Philip Greenspun of Arsdigita (http://www.arsdigita.com) is a strong proponent of AOLserver (http://AOLserver.com). He went so far as to write a great introductory document on AOLserver at http://www.arsdigita.com/asj/aolserver/introduction-1.html

Arsdigita also provides a helluva lot of free code to be used with AOLserver in The ArsDigita Community System (ACS) and OpenACS. A lot of useful stuff right out of the tarball.

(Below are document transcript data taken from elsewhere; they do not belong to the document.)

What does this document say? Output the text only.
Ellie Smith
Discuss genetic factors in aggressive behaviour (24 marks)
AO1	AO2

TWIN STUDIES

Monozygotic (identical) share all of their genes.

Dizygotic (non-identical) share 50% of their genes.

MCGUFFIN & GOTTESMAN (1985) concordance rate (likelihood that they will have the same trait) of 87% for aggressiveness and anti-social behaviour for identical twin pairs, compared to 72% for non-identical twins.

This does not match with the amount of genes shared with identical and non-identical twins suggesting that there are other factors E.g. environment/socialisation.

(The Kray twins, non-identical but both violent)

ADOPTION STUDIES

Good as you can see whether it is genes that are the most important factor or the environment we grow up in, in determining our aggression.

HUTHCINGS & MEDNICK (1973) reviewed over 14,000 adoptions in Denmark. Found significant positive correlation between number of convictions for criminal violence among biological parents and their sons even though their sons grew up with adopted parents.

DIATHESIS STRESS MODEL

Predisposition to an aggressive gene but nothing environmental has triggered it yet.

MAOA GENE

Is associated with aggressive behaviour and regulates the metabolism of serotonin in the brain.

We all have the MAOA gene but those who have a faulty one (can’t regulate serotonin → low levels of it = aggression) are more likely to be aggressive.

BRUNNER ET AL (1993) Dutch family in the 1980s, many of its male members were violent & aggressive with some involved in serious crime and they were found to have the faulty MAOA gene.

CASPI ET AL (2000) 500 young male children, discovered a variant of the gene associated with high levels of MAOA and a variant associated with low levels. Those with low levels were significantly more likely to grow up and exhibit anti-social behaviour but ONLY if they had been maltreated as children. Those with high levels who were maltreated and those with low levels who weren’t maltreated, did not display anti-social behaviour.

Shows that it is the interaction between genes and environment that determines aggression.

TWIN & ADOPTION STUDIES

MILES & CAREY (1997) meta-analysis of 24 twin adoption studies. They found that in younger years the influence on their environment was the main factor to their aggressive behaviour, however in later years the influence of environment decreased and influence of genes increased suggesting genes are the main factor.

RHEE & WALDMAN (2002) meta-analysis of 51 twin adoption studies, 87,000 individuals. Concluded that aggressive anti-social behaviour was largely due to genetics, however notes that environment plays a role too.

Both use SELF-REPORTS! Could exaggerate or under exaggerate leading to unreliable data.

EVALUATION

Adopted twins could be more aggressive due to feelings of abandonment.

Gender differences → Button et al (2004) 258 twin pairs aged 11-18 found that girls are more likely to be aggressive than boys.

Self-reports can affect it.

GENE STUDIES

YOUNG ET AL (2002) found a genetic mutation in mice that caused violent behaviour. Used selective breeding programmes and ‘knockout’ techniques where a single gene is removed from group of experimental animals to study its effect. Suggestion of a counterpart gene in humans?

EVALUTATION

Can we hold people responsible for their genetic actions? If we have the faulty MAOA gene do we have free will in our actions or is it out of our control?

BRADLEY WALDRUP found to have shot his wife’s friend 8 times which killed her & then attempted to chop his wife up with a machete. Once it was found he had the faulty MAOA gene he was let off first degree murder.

AOLserver is a excellent webserver that has sadly not advanced much since the mid- to late-90's. When it was released (as Naviserver) in 1995, AOLserver had the same core features it has today: an excellent threading model, an embedded language interpreter (Tcl), an extensive API, and a unified database interface with pooled connections. At the same time, NCSA HTTPD was king, and Apache was at 0.6.5 with almost none of its modern features and a freshman fork-on-request design. Depending on how you weight the feature set, one might say that Apache has reached AOLserver's level only by last year (threaded (2.0.x), has central caching, languages, mod_dbi for pooling, etc.) As for AOLserver, since 1995 more languages have been added, lots of performance improvements have been made, a templating engine was added, and the API has kept match with new web specifications, but nothing revolutionary has happened -- nothing that would, in the consumer market, warrant a major release number increment. It merely went from excellent to excellent as the years went by, and coders quietly built applications on top of it instead of revising its design again and again. Is this the future of programming? That we get something right and then leave it alone? Or is it merely an absence of vision?